So many thought-provoking insights were in the George Saunders interview I wrote about last week, I saved a few for today. One issue he talks about is how politics and themes enter his writing. Not deliberately. He calls the writer mind the one “that wants to pull the big manure truck with your politics and your thematics in it and dump it on the reader.” We’ve all read novels like that, that hammer home their point again and again, as if the reader is too dim to get it.
If you can keep that conceptualizing mind quiet, Saunders believes, your themes and politics will behave “almost like really shy animals.” He recommends simply ignoring them, pretending you’re not interested in them when they come out of the woods. If you instead concentrate on the story you’re telling, these ideas/themes/whatnot will be there. They’ll leach in, coming in “so honestly, and they won’t be abstract, but intimately linked to action and character.”
Maybe that’s why, not deliberately, but completely subconsciously, I didn’t even recognize how much the theme of prejudice (and its ill effects) had seeped into my novel, Architect of Courage. I hadn’t set out to write a book about prejudice; in fact, I hadn’t even realized so much of it was there, in one way or another, until after the book was finished and I was working on blurbs and synopses. You can’t hide who you are, I suppose.
This topic reminds me of how much I admired Brad Parks’s crime novel, The Last Act, which he wrote in furious response to Wachovia and Wells Fargo Banks’ laundering of drug cartel money (which I learned about only because he included an incendiary author’s note). The book itself says nothing to convey his outrage; on the surface it’s an entertaining crime story, with nice twists, but it lays up next to that theme.
Saunders believes it’s a matter of being patient with the writing and letting the story go where it wants to go (the idea of a story having its own wants is a little hard for me; it’s easier to think of letting your subconscious mind work hard), and not forcing it.
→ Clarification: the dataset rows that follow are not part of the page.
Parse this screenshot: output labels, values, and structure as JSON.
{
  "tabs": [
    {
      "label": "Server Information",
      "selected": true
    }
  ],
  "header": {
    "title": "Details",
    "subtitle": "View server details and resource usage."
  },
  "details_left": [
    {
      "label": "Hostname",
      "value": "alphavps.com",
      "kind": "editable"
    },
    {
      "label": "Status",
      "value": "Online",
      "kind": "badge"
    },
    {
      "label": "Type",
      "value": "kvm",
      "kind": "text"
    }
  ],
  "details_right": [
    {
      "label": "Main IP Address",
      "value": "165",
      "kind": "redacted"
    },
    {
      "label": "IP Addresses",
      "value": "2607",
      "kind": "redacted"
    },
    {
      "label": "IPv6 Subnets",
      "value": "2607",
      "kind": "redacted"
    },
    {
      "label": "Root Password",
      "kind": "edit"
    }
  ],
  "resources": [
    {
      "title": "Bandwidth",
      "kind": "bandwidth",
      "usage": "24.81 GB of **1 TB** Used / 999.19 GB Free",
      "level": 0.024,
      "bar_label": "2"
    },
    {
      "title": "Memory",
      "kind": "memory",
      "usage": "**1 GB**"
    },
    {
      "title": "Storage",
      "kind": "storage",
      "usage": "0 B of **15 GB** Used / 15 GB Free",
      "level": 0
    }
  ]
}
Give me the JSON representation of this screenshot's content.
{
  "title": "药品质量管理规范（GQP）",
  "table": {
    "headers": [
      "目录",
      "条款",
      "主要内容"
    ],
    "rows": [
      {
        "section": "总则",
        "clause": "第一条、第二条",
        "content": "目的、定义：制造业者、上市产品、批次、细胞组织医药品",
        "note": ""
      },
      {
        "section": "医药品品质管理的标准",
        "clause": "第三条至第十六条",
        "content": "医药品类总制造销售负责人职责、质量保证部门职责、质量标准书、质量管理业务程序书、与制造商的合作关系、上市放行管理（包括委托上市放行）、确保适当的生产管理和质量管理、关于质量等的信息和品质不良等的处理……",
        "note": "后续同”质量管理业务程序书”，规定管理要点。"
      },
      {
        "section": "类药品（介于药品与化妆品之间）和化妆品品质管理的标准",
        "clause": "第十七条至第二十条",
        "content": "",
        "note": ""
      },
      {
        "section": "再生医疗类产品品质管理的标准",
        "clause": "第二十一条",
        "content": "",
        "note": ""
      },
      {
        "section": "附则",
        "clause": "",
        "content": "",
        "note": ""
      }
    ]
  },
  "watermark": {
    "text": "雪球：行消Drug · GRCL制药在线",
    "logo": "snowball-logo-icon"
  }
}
When an author pushes a story in a particular direction you can run into the problem of, “Oh, she did that goofy thing for plot reasons, not because it makes any sense.” Saunder would probably disagree, but in mysteries, sometimes the plot does need to go in a certain direction, yet it cannot seem that the author is steering it that way. If it’s too blatant, readers feel manipulated.
Television shows, working against constraints of time and possibly imagination, make transparent plot-driven choices all the time. Why do tv police officers always decide not to call back-up? Why do young women wearing long nightgowns and carrying a candle that will inevitably blow out go down in the basement at night to investigate a mysterious noise? These are plot-driven actions that are character-driven only for people who are irresponsibly reckless. We watched two different Scandinavian tv mysteries in a row where a woman officer decided to trail a dangerous suspect in her car at night in bad weather despite her colleagues on the radio saying, “Wait for back-up!” Since one of the main reasons people enjoy reading fiction is finding out “what happens next,” the more the what’s next isn’t obvious, the better off the author is.